Tadjoura, à l’est de Tripoli, abrite plusieurs camps militaires des forces alliées au GNA, qui sont les cibles de frappes aériennes depuis des semaines. Il y a deux mois déjà, le 7 mai, une frappe aérienne avait visé une de ces bases militaires à proximité du centre de détention de réfugiés, blessant deux personnes à l’intérieur du camp.

En dépit du risque avéré, poursuit le rapport de l’Onu, les autorités libyennes ont continué d’y acheminer des migrants. Le 12 mai, une centaine de réfugiés secourus en mer par les garde-côtes y ont été transférés.

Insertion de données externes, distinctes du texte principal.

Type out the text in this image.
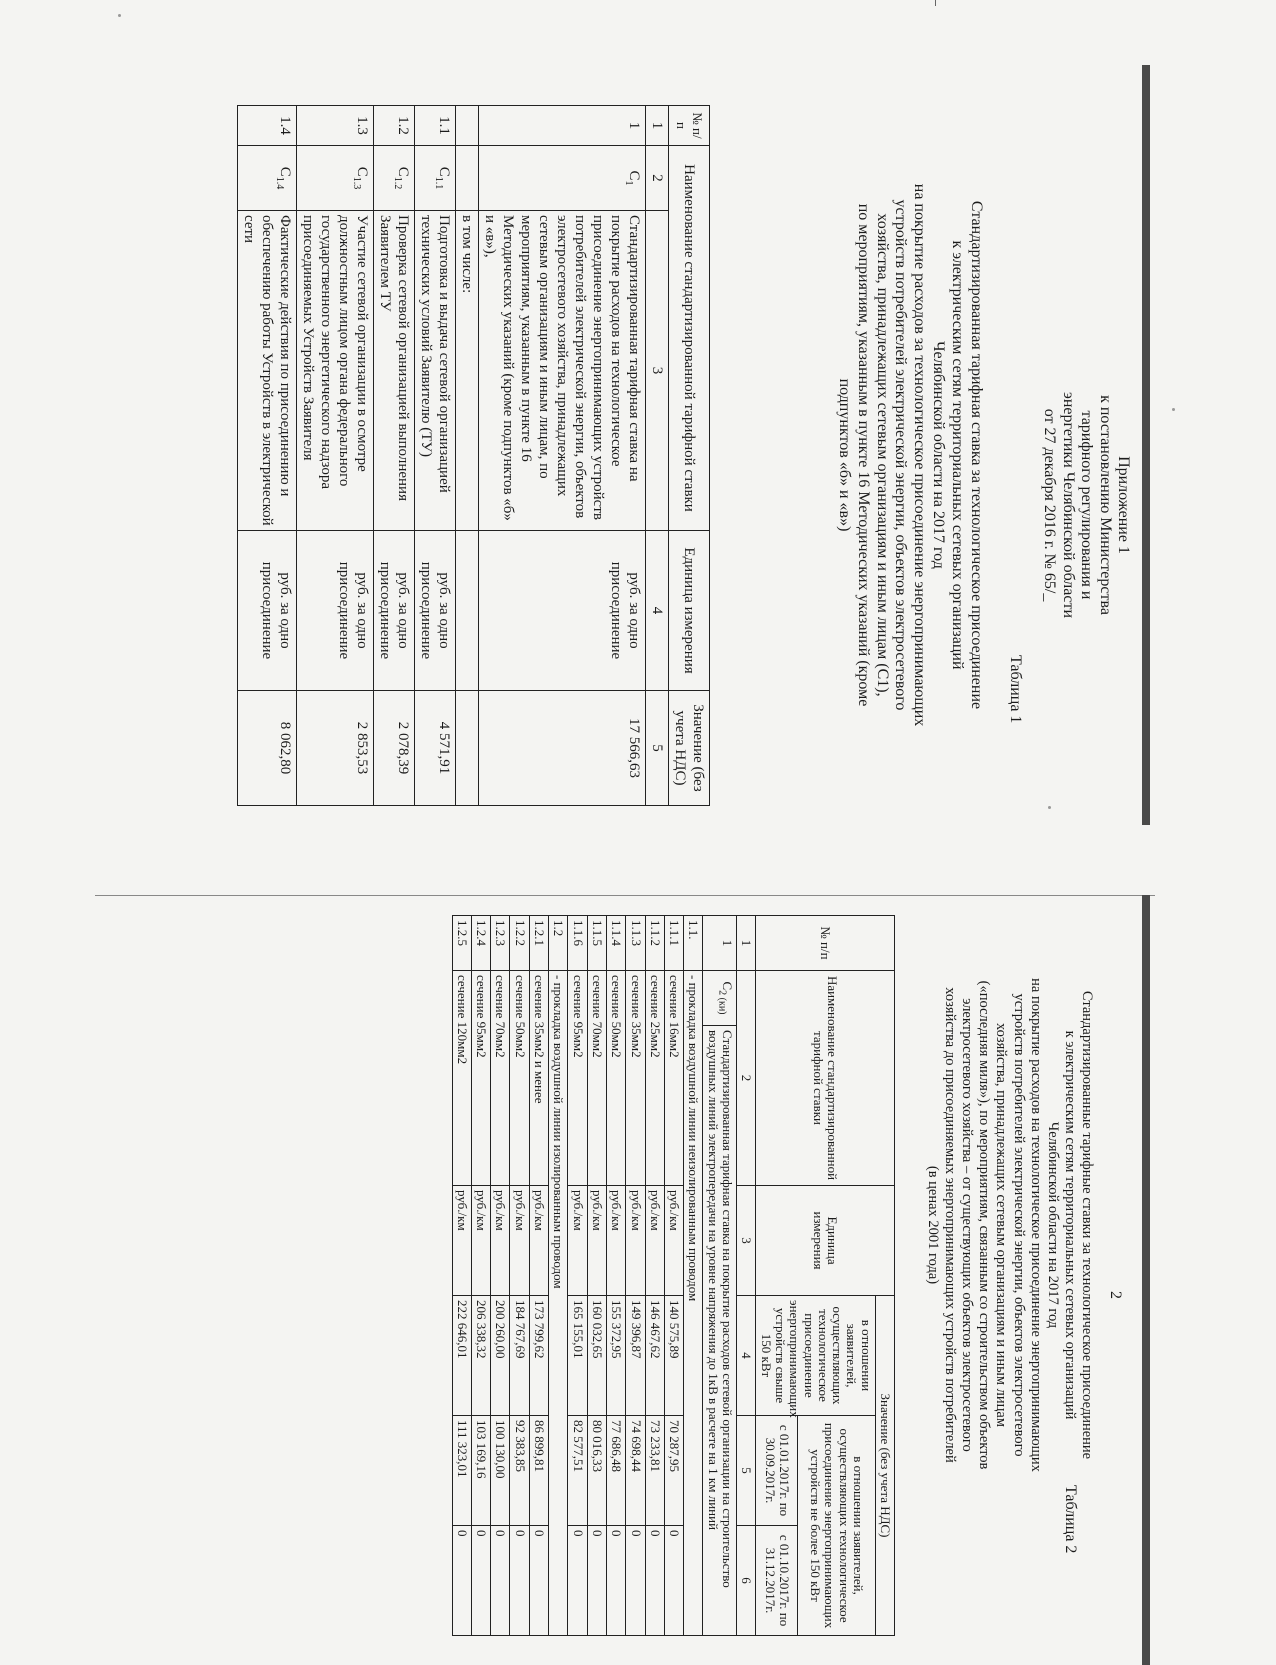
Приложение 1
к постановлению Министерства
тарифного регулирования и
энергетики Челябинской области
от 27 декабря 2016 г. № 65/_
Таблица 1
Стандартизированная тарифная ставка за технологическое присоединение
к электрическим сетям территориальных сетевых организаций
Челябинской области на 2017 год
на покрытие расходов за технологическое присоединение энергопринимающих
устройств потребителей электрической энергии, объектов электросетевого
хозяйства, принадлежащих сетевым организациям и иным лицам (С1),
по мероприятиям, указанным в пункте 16 Методических указаний (кроме
подпунктов «б» и «в»)
№ п/п	Наименование стандартизированной тарифной ставки		Единица измерения	Значение (без учета НДС)
1	2	3	4	5
1	$С_1$	Стандартизированная тарифная ставка на покрытие расходов на технологическое присоединение энергопринимающих устройств потребителей электрической энергии, объектов электросетевого хозяйства, принадлежащих сетевым организациям и иным лицам, по мероприятиям, указанным в пункте 16 Методических указаний (кроме подпунктов «б» и «в»),	руб. за одно присоединение	17 566,63
		в том числе:		
1.1	$С_{1.1}$	Подготовка и выдача сетевой организацией технических условий Заявителю (ТУ)	руб. за одно присоединение	4 571,91
1.2	$С_{1.2}$	Проверка сетевой организацией выполнения Заявителем ТУ	руб. за одно присоединение	2 078,39
1.3	$С_{1.3}$	Участие сетевой организации в осмотре должностным лицом органа федерального государственного энергетического надзора присоединяемых Устройств Заявителя	руб. за одно присоединение	2 853,53
1.4	$С_{1.4}$	Фактические действия по присоединению и обеспечению работы Устройств в электрической сети	руб. за одно присоединение	8 062,80
2
Таблица 2
Стандартизированные тарифные ставки за технологическое присоединение
к электрическим сетям территориальных сетевых организаций
Челябинской области на 2017 год
на покрытие расходов на технологическое присоединение энергопринимающих
устройств потребителей электрической энергии, объектов электросетевого
хозяйства, принадлежащих сетевым организациям и иным лицам
(«последняя миля»), по мероприятиям, связанным со строительством объектов
электросетевого хозяйства – от существующих объектов электросетевого
хозяйства до присоединяемых энергопринимающих устройств потребителей
(в ценах 2001 года)
№ п/п	Наименование стандартизированной тарифной ставки		Единица измерения	Значение (без учета НДС)		
				в отношении заявителей, осуществляющих технологическое присоединение энергопринимающих устройств свыше 150 кВт	в отношении заявителей, осуществляющих технологическое присоединение энергопринимающих устройств не более 150 кВт	
					с 01.01.2017г. по 30.09.2017г.	с 01.10.2017г. по 31.12.2017г.
1	2		3	4	5	6
1	$С_{2 (ки)}$	Стандартизированная тарифная ставка на покрытие расходов сетевой организации на строительство воздушных линий электропередачи на уровне напряжения до 1кВ в расчете на 1 км линий				
1.1.	- прокладка воздушной линии неизолированным проводом					
1.1.1	сечение 16мм2		руб./км	140 575,89	70 287,95	0
1.1.2	сечение 25мм2		руб./км	146 467,62	73 233,81	0
1.1.3	сечение 35мм2		руб./км	149 396,87	74 698,44	0
1.1.4	сечение 50мм2		руб./км	155 372,95	77 686,48	0
1.1.5	сечение 70мм2		руб./км	160 032,65	80 016,33	0
1.1.6	сечение 95мм2		руб./км	165 155,01	82 577,51	0
1.2	- прокладка воздушной линии изолированным проводом					
1.2.1	сечение 35мм2 и менее		руб./км	173 799,62	86 899,81	0
1.2.2	сечение 50мм2		руб./км	184 767,69	92 383,85	0
1.2.3	сечение 70мм2		руб./км	200 260,00	100 130,00	0
1.2.4	сечение 95мм2		руб./км	206 338,32	103 169,16	0
1.2.5	сечение 120мм2		руб./км	222 646,01	111 323,01	0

Le secrétaire général des Nations unies Antonio Guterres et le président de la Commission de l’Union africaine, Moussa Faki Mahamat, ont réclamé une enquête indépendante pour établir les responsabilités.

Le Conseil de sécurité s’est réuni mercredi à huis clos mais les Etats-Unis ont bloqué l’adoption d’une déclaration condamnant l’incident et appelant à un cessez-le-feu, selon des sources diplomatiques. Aucune explication n’a été fournie par Washington.